Though the hosts and their guests came from different parts of the world, they quickly realized that although some of the food and traditions are not the same, the idea of gathering as a family is actually fairly similar around the globe.
“They treated me as one of their own. I couldn’t have asked for a better first Thanksgiving,” Saxena said.
Families often invite the same students back year after year. But the Stovall family moved away from the area after sharing Thanksgiving with Saxena. The following year he was paired with a new family in the Doswell area.
“My second and third years were spent with the Landrum family. The kids like to play soccer as do I. We went on long walks,” Saxena said. “They created a home away from home for me. I take Christmas gifts to them. I buy presents and give to them because they treat me like their own family.”

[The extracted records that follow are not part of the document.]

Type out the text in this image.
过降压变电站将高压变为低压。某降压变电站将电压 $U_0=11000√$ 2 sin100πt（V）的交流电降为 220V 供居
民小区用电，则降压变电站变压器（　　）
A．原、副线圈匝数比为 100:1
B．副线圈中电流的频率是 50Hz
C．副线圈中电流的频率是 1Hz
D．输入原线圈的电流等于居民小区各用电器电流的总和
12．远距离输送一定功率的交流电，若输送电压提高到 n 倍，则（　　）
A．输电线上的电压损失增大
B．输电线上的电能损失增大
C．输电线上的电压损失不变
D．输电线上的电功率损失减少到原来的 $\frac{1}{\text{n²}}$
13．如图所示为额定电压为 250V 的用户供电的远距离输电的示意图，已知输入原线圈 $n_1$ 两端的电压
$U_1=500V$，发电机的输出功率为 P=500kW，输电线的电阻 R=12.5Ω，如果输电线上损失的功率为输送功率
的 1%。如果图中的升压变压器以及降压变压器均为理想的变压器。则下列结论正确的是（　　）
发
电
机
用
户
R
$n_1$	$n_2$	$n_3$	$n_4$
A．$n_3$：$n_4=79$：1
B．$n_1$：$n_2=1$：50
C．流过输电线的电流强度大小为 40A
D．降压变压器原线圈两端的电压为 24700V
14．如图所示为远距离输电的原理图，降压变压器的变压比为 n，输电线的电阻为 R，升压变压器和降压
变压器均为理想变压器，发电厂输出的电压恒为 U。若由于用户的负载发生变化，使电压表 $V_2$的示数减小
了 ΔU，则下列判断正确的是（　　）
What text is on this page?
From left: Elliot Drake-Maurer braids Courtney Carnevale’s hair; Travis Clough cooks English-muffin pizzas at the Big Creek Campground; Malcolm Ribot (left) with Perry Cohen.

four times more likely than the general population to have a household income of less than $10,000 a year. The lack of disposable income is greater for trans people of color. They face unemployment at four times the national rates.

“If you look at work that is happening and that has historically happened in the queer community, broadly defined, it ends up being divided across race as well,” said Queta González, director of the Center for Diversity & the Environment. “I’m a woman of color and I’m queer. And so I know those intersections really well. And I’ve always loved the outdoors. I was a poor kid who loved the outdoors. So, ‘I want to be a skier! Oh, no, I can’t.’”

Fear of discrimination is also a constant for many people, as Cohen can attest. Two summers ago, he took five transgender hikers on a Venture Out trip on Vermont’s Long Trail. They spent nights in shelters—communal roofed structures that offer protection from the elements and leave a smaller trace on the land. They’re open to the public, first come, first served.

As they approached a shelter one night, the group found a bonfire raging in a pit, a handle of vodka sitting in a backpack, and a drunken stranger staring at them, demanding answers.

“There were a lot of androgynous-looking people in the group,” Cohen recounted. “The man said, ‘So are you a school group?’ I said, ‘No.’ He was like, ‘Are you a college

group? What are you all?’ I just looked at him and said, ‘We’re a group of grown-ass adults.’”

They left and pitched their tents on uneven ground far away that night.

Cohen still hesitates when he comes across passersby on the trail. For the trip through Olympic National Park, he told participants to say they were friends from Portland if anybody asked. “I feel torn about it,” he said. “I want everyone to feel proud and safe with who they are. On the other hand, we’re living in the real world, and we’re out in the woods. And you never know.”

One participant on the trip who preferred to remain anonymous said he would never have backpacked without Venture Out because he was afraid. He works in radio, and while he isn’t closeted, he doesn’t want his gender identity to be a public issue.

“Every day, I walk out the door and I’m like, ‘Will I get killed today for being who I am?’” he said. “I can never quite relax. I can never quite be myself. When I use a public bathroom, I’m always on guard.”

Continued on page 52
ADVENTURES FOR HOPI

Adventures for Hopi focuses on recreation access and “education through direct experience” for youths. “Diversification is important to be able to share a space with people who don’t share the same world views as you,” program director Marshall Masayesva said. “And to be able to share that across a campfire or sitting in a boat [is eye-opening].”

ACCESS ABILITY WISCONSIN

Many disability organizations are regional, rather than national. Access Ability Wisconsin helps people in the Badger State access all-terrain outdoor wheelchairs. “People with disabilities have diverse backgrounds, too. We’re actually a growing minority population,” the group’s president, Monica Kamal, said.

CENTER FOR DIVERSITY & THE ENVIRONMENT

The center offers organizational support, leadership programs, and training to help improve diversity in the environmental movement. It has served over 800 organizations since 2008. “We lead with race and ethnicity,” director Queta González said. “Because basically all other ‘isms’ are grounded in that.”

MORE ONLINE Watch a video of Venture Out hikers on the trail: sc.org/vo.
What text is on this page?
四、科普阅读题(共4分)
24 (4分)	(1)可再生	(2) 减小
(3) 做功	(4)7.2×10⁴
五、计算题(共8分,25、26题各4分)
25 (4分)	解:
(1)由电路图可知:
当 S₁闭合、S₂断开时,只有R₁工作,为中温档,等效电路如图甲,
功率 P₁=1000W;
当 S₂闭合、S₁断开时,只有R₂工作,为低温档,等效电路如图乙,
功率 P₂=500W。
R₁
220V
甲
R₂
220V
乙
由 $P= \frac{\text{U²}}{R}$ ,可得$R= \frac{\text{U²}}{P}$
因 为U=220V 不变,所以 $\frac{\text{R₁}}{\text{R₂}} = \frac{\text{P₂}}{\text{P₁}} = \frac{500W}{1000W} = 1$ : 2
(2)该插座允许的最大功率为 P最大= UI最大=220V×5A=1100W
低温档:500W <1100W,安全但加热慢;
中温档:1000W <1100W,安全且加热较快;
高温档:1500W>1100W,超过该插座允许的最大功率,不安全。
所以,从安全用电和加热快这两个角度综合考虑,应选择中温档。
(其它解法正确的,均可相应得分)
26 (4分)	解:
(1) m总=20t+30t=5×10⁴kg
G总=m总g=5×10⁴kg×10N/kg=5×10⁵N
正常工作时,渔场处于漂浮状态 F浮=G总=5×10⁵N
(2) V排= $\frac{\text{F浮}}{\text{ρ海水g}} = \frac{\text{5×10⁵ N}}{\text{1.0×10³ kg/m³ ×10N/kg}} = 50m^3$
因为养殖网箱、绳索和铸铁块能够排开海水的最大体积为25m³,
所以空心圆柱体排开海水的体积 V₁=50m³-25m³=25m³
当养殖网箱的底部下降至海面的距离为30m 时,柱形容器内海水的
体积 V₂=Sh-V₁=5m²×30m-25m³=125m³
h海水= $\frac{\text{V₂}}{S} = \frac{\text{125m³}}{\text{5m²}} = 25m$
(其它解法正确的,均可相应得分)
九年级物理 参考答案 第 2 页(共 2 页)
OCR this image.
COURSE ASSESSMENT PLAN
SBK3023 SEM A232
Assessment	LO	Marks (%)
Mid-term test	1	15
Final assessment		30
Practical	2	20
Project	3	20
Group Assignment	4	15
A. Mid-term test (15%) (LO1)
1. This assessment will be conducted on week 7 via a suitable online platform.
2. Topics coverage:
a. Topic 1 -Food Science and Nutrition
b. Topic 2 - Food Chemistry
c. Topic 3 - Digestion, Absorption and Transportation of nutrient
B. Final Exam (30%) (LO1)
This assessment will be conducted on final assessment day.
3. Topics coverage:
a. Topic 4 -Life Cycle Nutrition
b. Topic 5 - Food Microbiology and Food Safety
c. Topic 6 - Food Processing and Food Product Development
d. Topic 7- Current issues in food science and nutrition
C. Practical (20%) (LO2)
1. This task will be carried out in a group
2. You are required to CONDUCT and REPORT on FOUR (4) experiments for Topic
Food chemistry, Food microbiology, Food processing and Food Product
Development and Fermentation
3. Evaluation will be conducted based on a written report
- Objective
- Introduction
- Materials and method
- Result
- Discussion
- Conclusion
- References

This year, the Landrums celebrated Thanksgiving out of town, providing Saxena the opportunity to share Thanksgiving with the Sheridan family in Richmond’s Southside.
You can learn about the quality of education at any university through guides or searching online. But no guides can truly capture the cultural experiences you gain at VCU.
“They were a young couple with six children, ranging in age from three months to 13 years,” Saxena said. “They hosted me and another student from VCU and shared with us the history of Thanksgiving and the traditions and explained how it has become commercialized in recent years. It gave me a better understanding of the festival.”
Saxena said sharing Thanksgiving with three different families has deepened his understanding of American home life and culture.
“It has been a great part of my experience in the United States. You can learn about the quality of education at any university through guides or searching online. But no guides can truly capture the cultural experiences you gain at VCU. VCU takes excellent care of its students,” Saxena said. “I am going to miss it when I graduate. It’s a connection that you make and you want to keep it forever.”